Fecha o cerco a Pimentel
• Alvo de operação da PF, governador é suspeito de corrupção por ter despesas pagas por empresário
Jailton de Carvalho, Catarina Alencastro e Gabriela Valente - O Globo
Escândalos em série
BRASÍLIA - A Polícia Federal deflagrou ontem operação em que investiga o governador de Minas Gerais, Fernando Pimentel (PT), pela prática de possíveis atos de corrupção e lavagem de dinheiro e por participação em organização criminosa supostamente chefiada pelo empresário Benedito Oliveira. Ao mencionar os indícios de corrupção, um documento da PF diz que o empresário pagou despesas com transporte e hospedagem do governador e da mulher dele, Carolina Oliveira, no Kiaroa Resort, em Maraú, na Bahia, entre 15 e 17 de novembro de 2013, quando Pimentel era ministro do Desenvolvimento.
Carolina também é investigada por receber pagamentos de empresas que obtiveram recursos do BNDES na época em que ela trabalhava como assessora do banco e Pimentel era ministro do Desenvolvimento. O BNDES é subordinado ao ministério.
A PF formulou a acusação contra o governador em relatório apresentado na chamada Operação Acrônimo 2 ao ministro Herman Benjamin, relator do inquérito sobre o assunto no Superior Tribunal de Justiça (STJ).
Benjamim considerou parte das acusações consistentes e autorizou a PF a fazer ontem busca e apreensão de documentos em Brasília, Belo Horizonte, Rio e São Paulo. Entre os locais visitados pelos policiais estão um escritório em Belo Horizonte usado por Pimentel na campanha eleitoral e outros endereços de empresas que fizeram negócios com Carolina nos últimos anos. Mas o ministro não autorizou a busca e apreensão no Palácio da Liberdade e nas residências de Pimentel, a oficial e a particular.
Empresas investigadas
Na lista de empresas objeto de busca estão a Pepper Comunicação Interativa, agência que prestou serviços a campanhas do PT ano passado (inclusive à campanha da presidente Dilma Rousseff nas redes sociais), e continua prestando serviços ao partido. Também foram feitas apreensões na empresa MR Consultoria, do jornalista Mário Rosa, e em endereços de Otílio Prado, ex-auxiliar do governador de Minas.

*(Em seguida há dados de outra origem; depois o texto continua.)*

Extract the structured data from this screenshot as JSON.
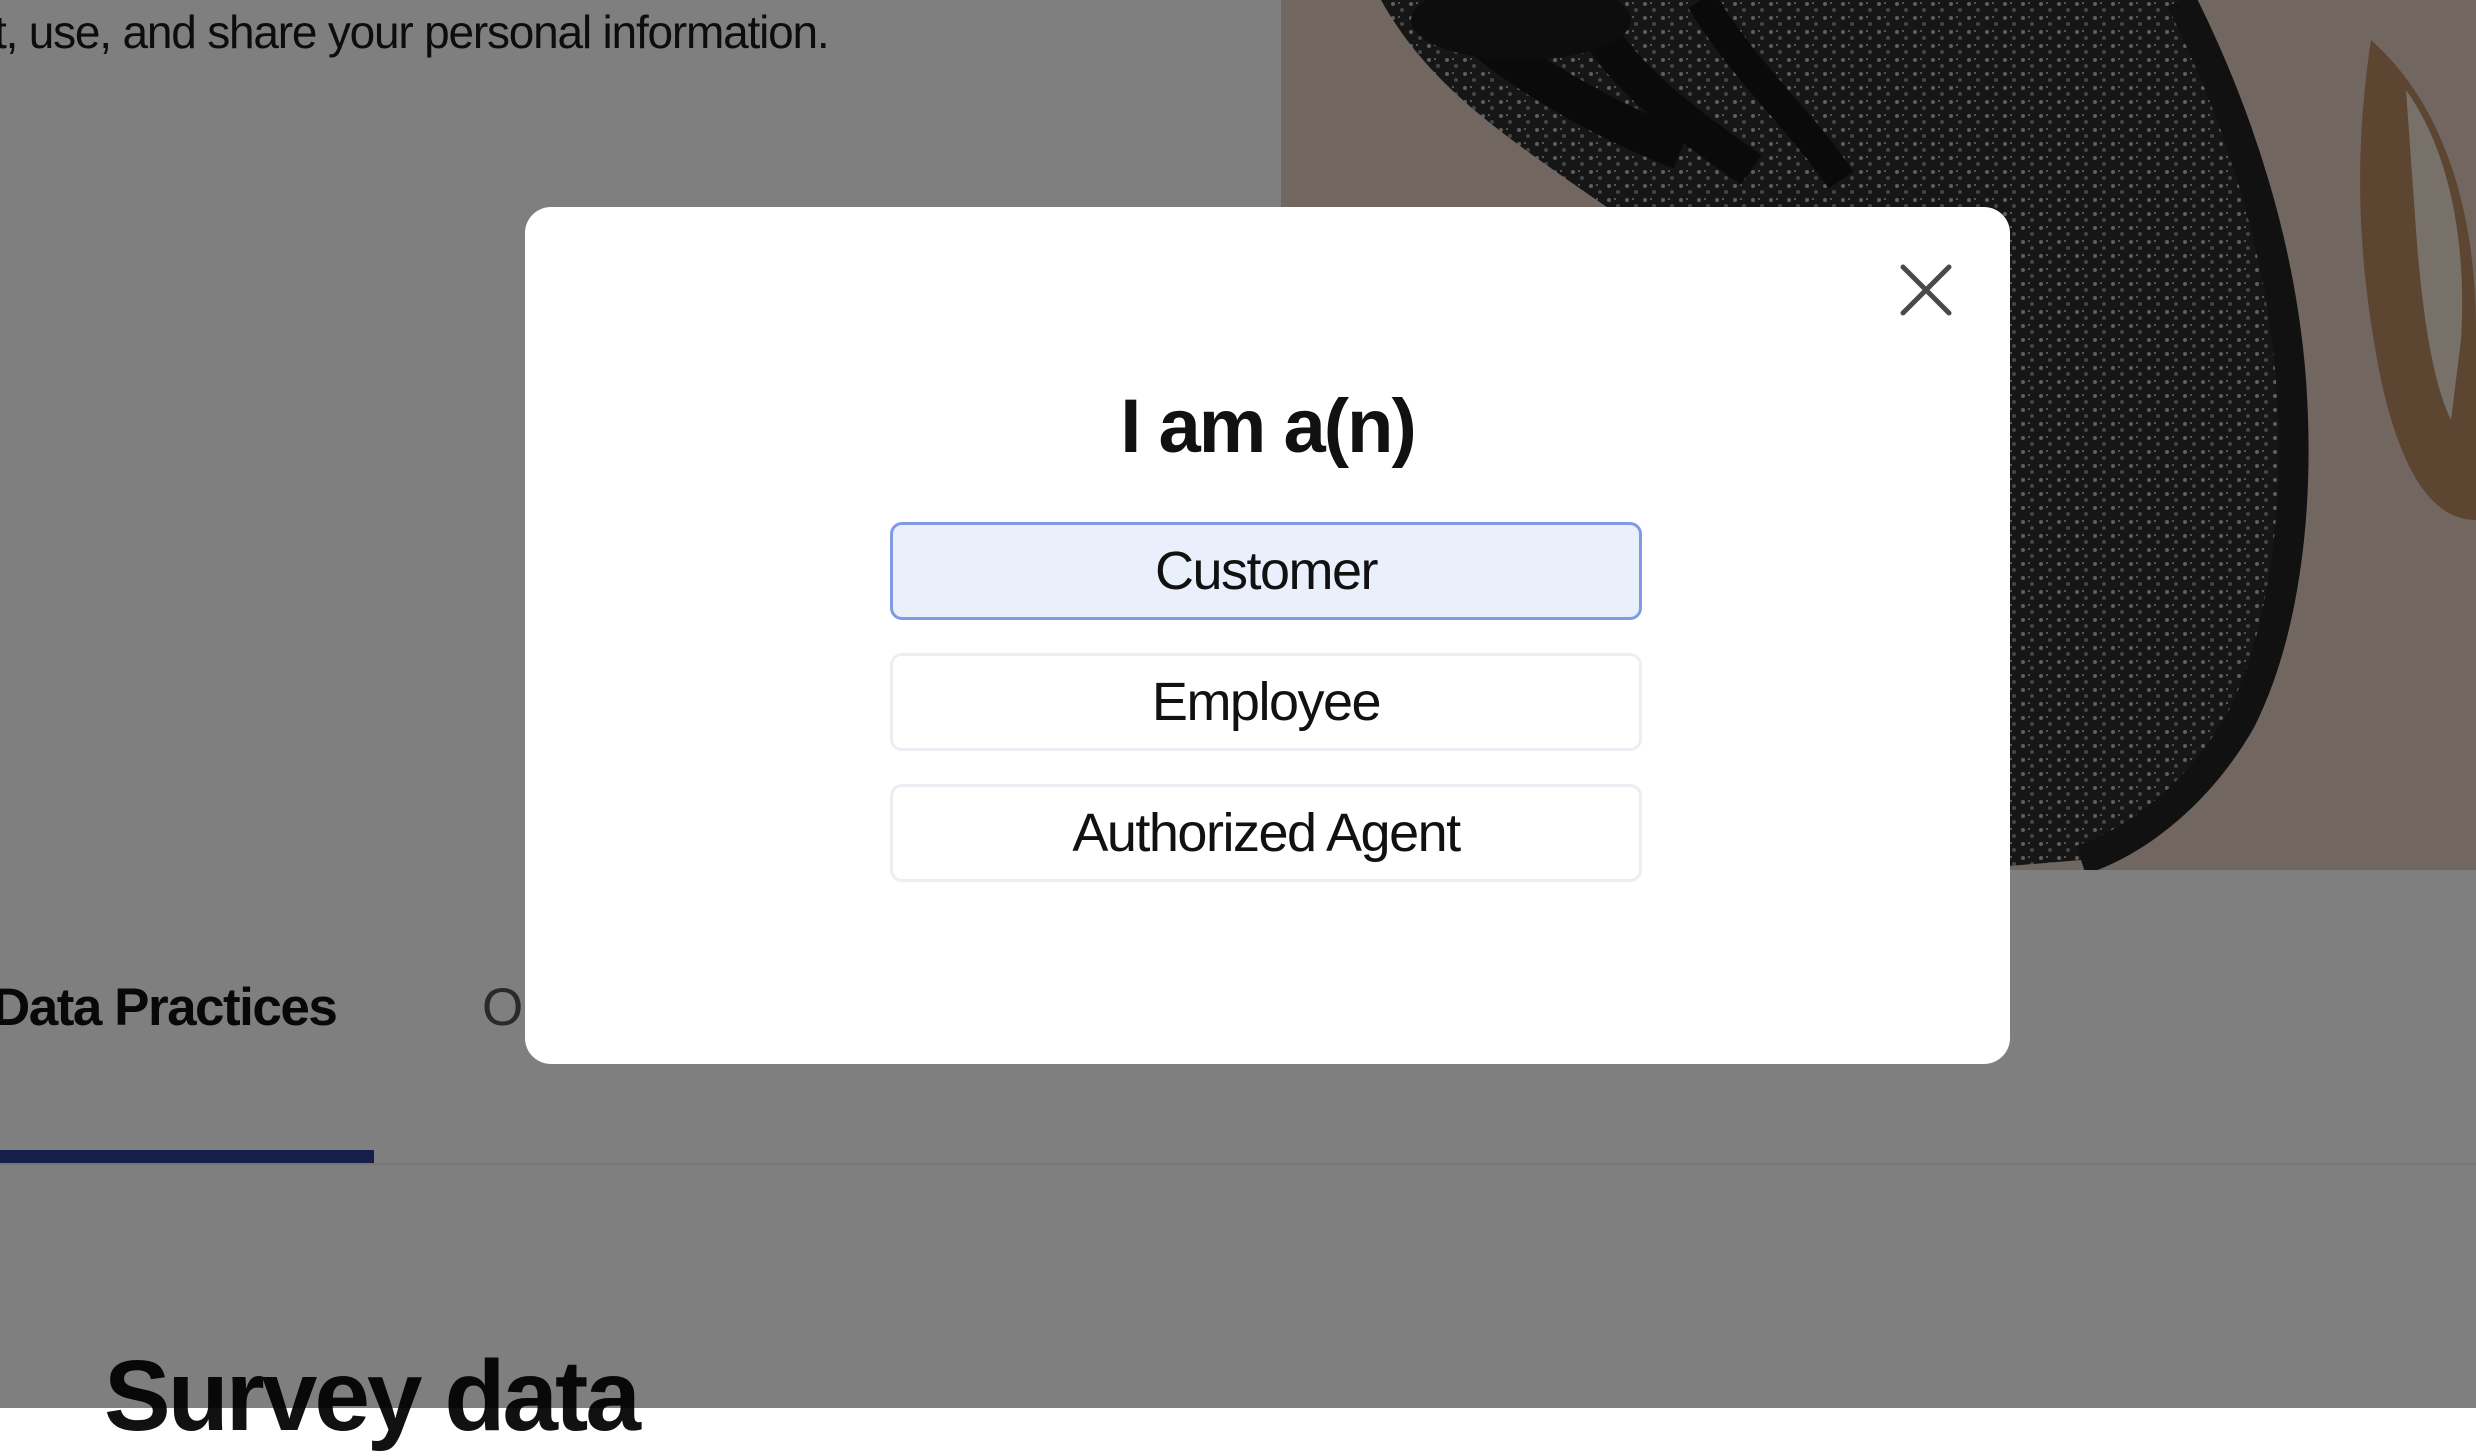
{
  "background_page": {
    "intro_text": "t, use, and share your personal information.",
    "tabs": [
      {
        "label": "Data Practices",
        "active": true
      },
      {
        "label": "O",
        "active": false
      }
    ],
    "section_heading": "Survey data",
    "accent_color": "#2a3f94"
  },
  "modal": {
    "title": "I am a(n)",
    "close_icon": "close-icon",
    "options": [
      {
        "label": "Customer",
        "selected": true
      },
      {
        "label": "Employee",
        "selected": false
      },
      {
        "label": "Authorized Agent",
        "selected": false
      }
    ],
    "selected_fill": "#e9effb",
    "selected_border": "#7f9be3"
  },
  "overlay_color": "#000000"
}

Segundo a polícia, Benedito Oliveira pagou R$ 12.127,50 pela hospedagem do então ministro e da mulher no resort, por intermédio de Pedro Augusto Medeiros, também acusado de movimentar parte do dinheiro do empresário. A partir da análise de uma troca de mensagens encontradas num dos celulares do empresário, a PF sustenta ainda que Carolina viajou ao resort num avião com despesas bancadas pelo empresário.
"Diante das convergências supracitadas, é provável que Benedito tenha pago a hospedagem e a viagem em avião particular para o então ministro do Desenvolvimento, Indústria e Comércio Exterior, Fernando Damata Pimentel", diz relatório. No documento, a polícia aponta mais três outros casos que colocariam sob suspeita as relações do governador e da mulher com o grupo de Benedito Oliveira. Entre as situações destacadas estão o subfaturamento de notas fiscais relativas a serviços que a Gráfica Brasil, de Oliveira, prestou para a campanha que resultou na eleição ao governo de Minas, ano passado.
Uma das notas fiscais emitidas pela Gráfica Brasil aponta a produção de 250 mil santinhos para a campanha de Pimentel. Mas as ordens de serviço apontaram a produção de 2,5 milhões de santinhos, ou seja, um número dez vezes maior que o registrado na contabilidade formal. A polícia encontrou disparidades também nos custos de produção dos santinhos. "Enquanto na parte esquerda da tabela constata-se o valor de produção de todos os materiais em R$ 781.183,45, na nota fiscal o valor de emissão é de apenas R$ 88.735,00", diz o relatório.
O subfaturamento teria como objetivo evitar que o então candidato a governador pelo PT estourasse os limites de gastos fixados pela Justiça Eleitoral.
O documento lembra ainda que a contas da campanha de Pimentel estão sendo questionadas no Tribunal Superior Eleitoral (TSE). A polícia também levanta suspeita sobre pagamentos da Marfrig Global Food, do Groupe Casino, da Pepper e da MR Consultoria para a Oli Comunicação, empresa de Carolina.
A Marfrig e o Casino têm interesses junto ao BNDES, banco de desenvolvimento vinculado ao Ministério do Desenvolvimento. Parte dos pagamentos foram feitos num período em que Pimentel estava à frente do ministério e Carolina atuava como assessora do BNDES. A PF suspeita que os repasses tenham ligação com o interesse das empresas por financiamentos do BNDES.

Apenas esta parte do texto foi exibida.